In God's hands. I have never said one cannot receive the Holy Spirit without laying on of hands, ONLY that we should not expect it to occur that way. When God establishes a sacrament we should make use of it and follow His instructions and not demand it happen in another fashion of our own choosing. For example this is similar to our view of forgiveness of sins.

Jesus gave the Apostles the authority to remit and retain sins (John 20:23). Can we go right to God and have Him forgive them in prayer? sure. Is that the way He has told us to do it? No. Should we demand He handle us strictly through prayer and refuse to visit a successor of the Apostles just because we want to demand He deal with us one on one with no intercessor? I wouldn't think so - I would never put my will above God's.

Mike Kirby said -
Not totally in an institution, I agree there is some, but final authority is in the Word.

The problem with that (and your know this) is that the authority really ends up in each persons personal interpretation, not in the word itself. So the final authority ends up in our intellect and not in the Church the ground and pillar of truth. A static text can never be the final authority because it must be interpreted.

Mike Kirby said -
And don't give me the confusion bit outside that exists outside of the RCC. There is just as much confusion and unbelief in the RC system as there is outside of it.

No because if a Catholic has confusion over doctrine they merely need to ask the Church and have it explained to them - something you cannot do with a written text. If an individual in the Catholic Church is confused it is due to laziness not reading the Catechism or in seeking explanation and correction. In the sola scriptura system one can be as diligent and work as hard as they want and still end up confused and in error, because the error result from and inherent flaw in the approach.

Mike Kirby said -
I think the Pope is addressing that now right? (Cafeteria Catholics)

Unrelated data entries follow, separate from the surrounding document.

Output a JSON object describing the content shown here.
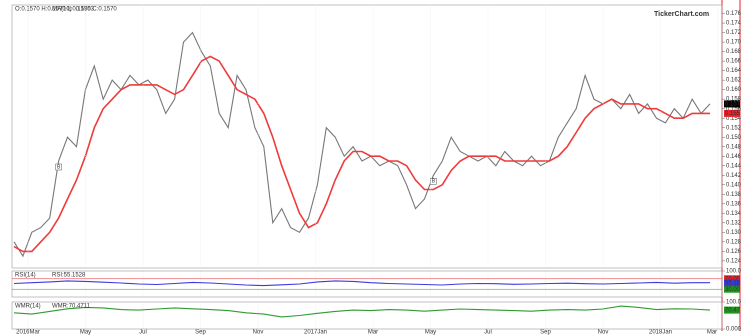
{
  "chart_data": [
    {
      "type": "line",
      "header": "O:0.1570 H:0.1570 L:0.1570 C:0.1570",
      "watermark": "TickerChart.com",
      "x_labels": [
        "2016Mar",
        "May",
        "Jul",
        "Sep",
        "Nov",
        "2017Jan",
        "Mar",
        "May",
        "Jul",
        "Sep",
        "Nov",
        "2018Jan",
        "Mar"
      ],
      "ylim": [
        0.1225,
        0.1778
      ],
      "yticks": [
        {
          "value": 0.176,
          "label": "0.176"
        },
        {
          "value": 0.174,
          "label": "0.174"
        },
        {
          "value": 0.172,
          "label": "0.172"
        },
        {
          "value": 0.17,
          "label": "0.170"
        },
        {
          "value": 0.168,
          "label": "0.168"
        },
        {
          "value": 0.166,
          "label": "0.166"
        },
        {
          "value": 0.164,
          "label": "0.164"
        },
        {
          "value": 0.162,
          "label": "0.162"
        },
        {
          "value": 0.16,
          "label": "0.160"
        },
        {
          "value": 0.158,
          "label": "0.158"
        },
        {
          "value": 0.156,
          "label": "0.156"
        },
        {
          "value": 0.154,
          "label": "0.154"
        },
        {
          "value": 0.152,
          "label": "0.152"
        },
        {
          "value": 0.15,
          "label": "0.150"
        },
        {
          "value": 0.148,
          "label": "0.148"
        },
        {
          "value": 0.146,
          "label": "0.146"
        },
        {
          "value": 0.144,
          "label": "0.144"
        },
        {
          "value": 0.142,
          "label": "0.142"
        },
        {
          "value": 0.14,
          "label": "0.140"
        },
        {
          "value": 0.138,
          "label": "0.138"
        },
        {
          "value": 0.136,
          "label": "0.136"
        },
        {
          "value": 0.134,
          "label": "0.134"
        },
        {
          "value": 0.132,
          "label": "0.132"
        },
        {
          "value": 0.13,
          "label": "0.130"
        },
        {
          "value": 0.128,
          "label": "0.128"
        },
        {
          "value": 0.126,
          "label": "0.126"
        },
        {
          "value": 0.124,
          "label": "0.124"
        }
      ],
      "annotations": [
        {
          "label": "B",
          "index": 5
        },
        {
          "label": "B",
          "index": 47
        }
      ],
      "series": [
        {
          "color": "#777777",
          "end_label": "0.157",
          "end_color": "#000000",
          "values": [
            0.128,
            0.125,
            0.13,
            0.131,
            0.133,
            0.145,
            0.15,
            0.148,
            0.16,
            0.165,
            0.158,
            0.162,
            0.16,
            0.163,
            0.161,
            0.162,
            0.16,
            0.155,
            0.158,
            0.17,
            0.172,
            0.168,
            0.165,
            0.155,
            0.152,
            0.163,
            0.16,
            0.152,
            0.148,
            0.132,
            0.135,
            0.131,
            0.13,
            0.133,
            0.14,
            0.152,
            0.15,
            0.146,
            0.148,
            0.145,
            0.146,
            0.144,
            0.145,
            0.144,
            0.14,
            0.135,
            0.137,
            0.142,
            0.145,
            0.15,
            0.147,
            0.146,
            0.145,
            0.146,
            0.144,
            0.147,
            0.145,
            0.144,
            0.146,
            0.144,
            0.145,
            0.15,
            0.153,
            0.156,
            0.163,
            0.158,
            0.157,
            0.158,
            0.156,
            0.159,
            0.155,
            0.157,
            0.154,
            0.153,
            0.156,
            0.154,
            0.158,
            0.155,
            0.157
          ]
        },
        {
          "name": "MA(10)",
          "current": "0.1553",
          "color": "#ee3b3b",
          "end_label": "0.155",
          "end_color": "#e8212a",
          "values": [
            0.127,
            0.126,
            0.126,
            0.128,
            0.13,
            0.133,
            0.137,
            0.141,
            0.146,
            0.152,
            0.156,
            0.158,
            0.16,
            0.161,
            0.161,
            0.161,
            0.161,
            0.16,
            0.159,
            0.16,
            0.163,
            0.166,
            0.167,
            0.166,
            0.163,
            0.16,
            0.159,
            0.158,
            0.155,
            0.15,
            0.144,
            0.139,
            0.134,
            0.131,
            0.132,
            0.136,
            0.141,
            0.145,
            0.147,
            0.147,
            0.146,
            0.146,
            0.145,
            0.145,
            0.144,
            0.141,
            0.139,
            0.139,
            0.14,
            0.143,
            0.145,
            0.146,
            0.146,
            0.146,
            0.146,
            0.145,
            0.145,
            0.145,
            0.145,
            0.145,
            0.145,
            0.146,
            0.148,
            0.151,
            0.154,
            0.156,
            0.157,
            0.158,
            0.157,
            0.157,
            0.157,
            0.156,
            0.156,
            0.155,
            0.154,
            0.154,
            0.155,
            0.155,
            0.155
          ]
        }
      ]
    },
    {
      "type": "line",
      "header": "RSI(14)",
      "ylim": [
        0,
        100
      ],
      "yticks": [
        {
          "value": 100,
          "label": "100.0"
        }
      ],
      "levels": [
        {
          "value": 70,
          "label": "70.0000",
          "axis_label": "70.00",
          "color": "#e8212a"
        },
        {
          "value": 30,
          "label": "30.0000",
          "axis_label": "30.00",
          "color": "#1a9a1a"
        }
      ],
      "series": [
        {
          "name": "RSI:55.1528",
          "color": "#3b3bdd",
          "end_label": "55.15",
          "end_color": "#3b3bdd",
          "values": [
            52,
            55,
            58,
            62,
            60,
            57,
            54,
            50,
            48,
            52,
            56,
            54,
            50,
            46,
            44,
            47,
            50,
            58,
            62,
            60,
            55,
            52,
            50,
            48,
            46,
            50,
            52,
            51,
            49,
            50,
            52,
            53,
            51,
            50,
            52,
            54,
            56,
            53,
            55,
            55
          ]
        }
      ]
    },
    {
      "type": "line",
      "header": "WMR(14)",
      "ylim": [
        0,
        100
      ],
      "yticks": [
        {
          "value": 100,
          "label": "100.0"
        },
        {
          "value": 0,
          "label": "0.000"
        }
      ],
      "series": [
        {
          "name": "WMR:70.4711",
          "color": "#2f9a2f",
          "end_label": "70.47",
          "end_color": "#1a9a1a",
          "values": [
            60,
            55,
            65,
            75,
            80,
            78,
            72,
            70,
            74,
            78,
            75,
            72,
            68,
            60,
            55,
            45,
            50,
            58,
            65,
            70,
            68,
            72,
            70,
            66,
            70,
            74,
            72,
            70,
            68,
            66,
            70,
            72,
            70,
            74,
            85,
            80,
            72,
            75,
            74,
            70
          ]
        }
      ]
    }
  ]
}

That is a different issue. Those are people who are not really Catholics. They are people who have chosen the pleasures of sin for a season over the teachings of the Church. They are not confused, they know they are rejecting the Church's teachings, they know they are not really Catholics, yet they continue to attend as if they can choose to define what it means to be Catholic for themselves.

But all of this is a bit off topic. We have wandered a bit as we pursued how the Church may see your decision with regard to the Eucharist, but I think we should either start a new thread if we stay on this topic or return to a discussion of the real presence in the Eucharist.